Em 1989, a novela Vale Tudo, da TV Globo, fez o Brasil se olhar no espelho e não gostou do que viu. A trama, escrita por Gilberto Braga, Aguinaldo Silva e Leonor Bassères, escancarou um país às voltas com corrupção, desigualdade social, ambição desmedida e uma ética sempre em xeque. Quem não se lembra do icônico questionamento de Odete Roitman: “Você é honesto por quê?”. A pergunta, lançada no horário nobre, não era retórica. Era uma provocação. Uma cutucada. Um soco no estômago da sociedade brasileira que vivia os rescaldos da ditadura e ensaiava sua jovem democracia em meio a uma eleição presidencial histórica.

Corta para 2025. Quase quatro décadas depois, o Brasil mudou e muito. As pessoas mudaram, as famílias mudaram, a sociedade mudou. E a TV? Também mudou, mas segue tentando acompanhar a velocidade das transformações sociais e tecnológicas.

O remake de Vale Tudo, exibida em formato repaginado pela Globo, não é apenas uma homenagem ao clássico. É uma releitura crítica de um Brasil que, embora mais digital, permanece profundamente humano e, muitas vezes, contraditório. Se antes os diálogos aconteciam em salas de estar com telefone de disco e TV de tubo, hoje desenrolam-se por mensagens de voz, em grupos de WhatsApp, com personagens que discutem fake news, cancelamento nas redes e assédio virtual.

Em 1989, a personagem Raquel, interpretada por Regina Duarte, representava a mulher batalhadora, honesta, que acreditava no trabalho como única forma legítima de ascensão.
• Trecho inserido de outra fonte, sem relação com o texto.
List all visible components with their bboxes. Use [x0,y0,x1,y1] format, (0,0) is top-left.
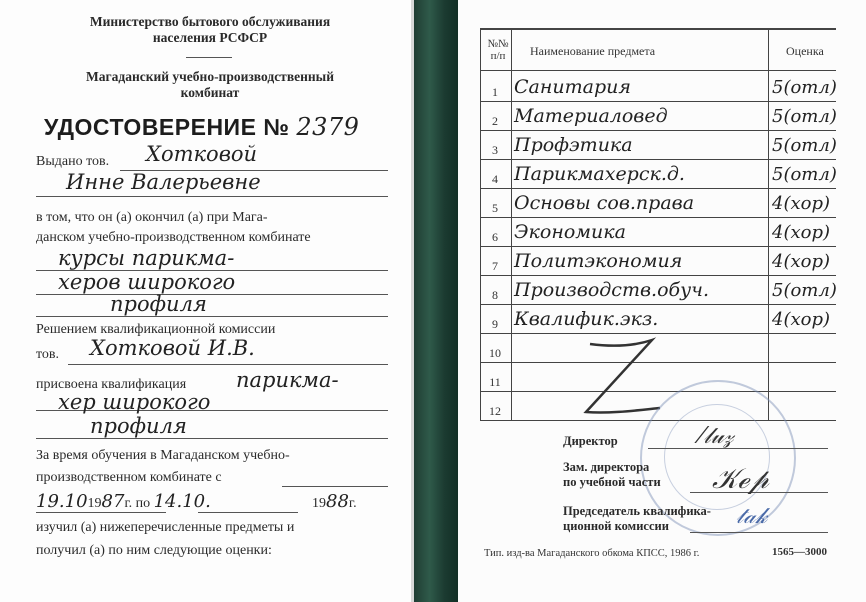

Em 2025, sua contraparte enfrenta dilemas ainda mais complexos: como conciliar carreira, maternidade e saúde mental. Como competir em um mercado de trabalho que exige produtividade 24/7 e valoriza o “network” acima da competência?

Já Maria de Fátima, a filha ambiciosa que não media esforços para enriquecer, talvez hoje tivesse um canal de lifestyle no YouTube ou vendesse a sua ascensão meteórica como curso de “mentoria de sucesso” no Instagram.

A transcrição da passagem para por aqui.